Selon une nouvelle étude soutenue par le Microsoft Security Response Center (MSRC), des acteurs malveillants peuvent s'approprier sans autorisation des comptes en ligne avant même que leurs victimes ne s'inscrivent à des services. Surnommée « prépiratage de compte », la classe d'attaque implique qu'un attaquant lance un exploit de prise de contrôle de compte avant même que la victime ne se soit inscrite à un service en ligne. Une fois que la victime s'est inscrite, l'attaquant profite des failles de sécurité dans les mécanismes d'authentification du service pour accéder ou s'approprier le compte nouvellement créé.
L'étude a révélé que des dizaines de services à fort trafic étaient vulnérables à au moins un type d'attaque prépiratage. La recherche met en lumière les problèmes de sécurité entourant la création de comptes, une question rarement examinée.
Pour expliquer les motivations derrière leur recherche, les auteurs de l'étude indiquent :
« L'omniprésence des comptes d'utilisateurs dans les sites Web et les services en ligne fait du piratage de compte un grave problème de sécurité. Bien que des recherches antérieures aient étudié diverses techniques permettant à un attaquant d'accéder au compte d'une victime, relativement peu d'attention a été accordée au processus de création de comptes. La tendance actuelle vers l'authentification fédérée (par exemple, l'authentification unique) ajoute une couche supplémentaire de complexité, car de nombreux services prennent désormais en charge à la fois l'approche classique dans laquelle l'utilisateur définit directement un mot de passe et l'approche fédérée dans laquelle l'utilisateur s'authentifie via un fournisseur d'identité.

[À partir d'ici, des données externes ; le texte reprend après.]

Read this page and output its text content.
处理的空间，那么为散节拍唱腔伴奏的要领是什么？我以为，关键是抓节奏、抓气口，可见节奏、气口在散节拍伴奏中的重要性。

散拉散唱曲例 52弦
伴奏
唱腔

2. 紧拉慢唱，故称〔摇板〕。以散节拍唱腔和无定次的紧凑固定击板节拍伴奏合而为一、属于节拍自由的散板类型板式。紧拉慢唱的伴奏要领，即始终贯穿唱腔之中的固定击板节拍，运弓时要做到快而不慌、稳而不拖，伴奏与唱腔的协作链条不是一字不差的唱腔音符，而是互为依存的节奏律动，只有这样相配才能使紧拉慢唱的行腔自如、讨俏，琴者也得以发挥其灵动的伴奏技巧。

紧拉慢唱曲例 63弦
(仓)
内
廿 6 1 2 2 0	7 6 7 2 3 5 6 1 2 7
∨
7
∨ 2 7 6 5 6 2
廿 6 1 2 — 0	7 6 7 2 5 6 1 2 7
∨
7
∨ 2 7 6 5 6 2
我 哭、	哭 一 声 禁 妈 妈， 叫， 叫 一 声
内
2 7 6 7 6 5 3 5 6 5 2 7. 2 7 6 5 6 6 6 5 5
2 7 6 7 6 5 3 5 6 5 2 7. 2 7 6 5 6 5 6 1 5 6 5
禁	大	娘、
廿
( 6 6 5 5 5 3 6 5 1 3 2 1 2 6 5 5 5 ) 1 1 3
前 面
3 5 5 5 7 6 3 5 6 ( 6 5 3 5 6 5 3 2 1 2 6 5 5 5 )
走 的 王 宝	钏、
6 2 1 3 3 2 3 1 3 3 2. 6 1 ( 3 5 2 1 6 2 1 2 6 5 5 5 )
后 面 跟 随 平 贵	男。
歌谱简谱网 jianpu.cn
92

« Inspirés par des travaux antérieurs sur le piratage préventif de compte, nous montrons qu'il existe toute une classe d'attaques de prépiratage de compte. La particularité de ces attaques est que l'attaquant effectue une action avant que la victime ne crée un compte, ce qui rend trivial pour l'attaquant d'y accéder une fois que la victime a créé/récupéré le compte. En supposant un attaquant réaliste qui ne connaît que l'adresse e-mail de la victime, nous identifions et discutons de cinq types différents d'attaques de prépiratage de compte.
« Pour déterminer la prévalence de ces vulnérabilités dans la nature, nous avons analysé 75 services populaires et constaté qu'au moins 35 d'entre eux étaient vulnérables à une ou plusieurs attaques de prépiratage de compte. Alors que certains d'entre eux peuvent être remarqués par des utilisateurs attentifs, d'autres sont totalement indétectables du point de vue de la victime. Enfin, nous avons enquêté sur la cause profonde de ces vulnérabilités et présenté un ensemble d'exigences de sécurité pour éviter que de telles vulnérabilités ne se reproduisent à l'avenir ».
L'objectif de l'attaquant est de prendre le contrôle (c'est-à-dire de détourner) le compte d'utilisateur de la victime sur le service cible. Selon la nature du service, cela pourrait permettre à l'attaquant d'accéder aux informations confidentielles de la victime (par exemple, messages, documents, relevés de facturation, etc.) ou de se faire passer pour la victime (par exemple, envoyer des messages, s'abonner à des services, etc.) .
L'impact des attaques de prépiratage de compte est le même que celui du piratage de compte. Selon la nature du service cible, une attaque réussie pourrait permettre à l'attaquant de lire/modifier des informations sensibles associées au compte (par exemple, messages, relevés de facturation, historique d'utilisation, etc.) ou d'effectuer des actions en utilisant l'identité de la victime (par exemple, envoyer des messages falsifiés, effectuer des achats en utilisant des méthodes de paiement enregistrées, etc.).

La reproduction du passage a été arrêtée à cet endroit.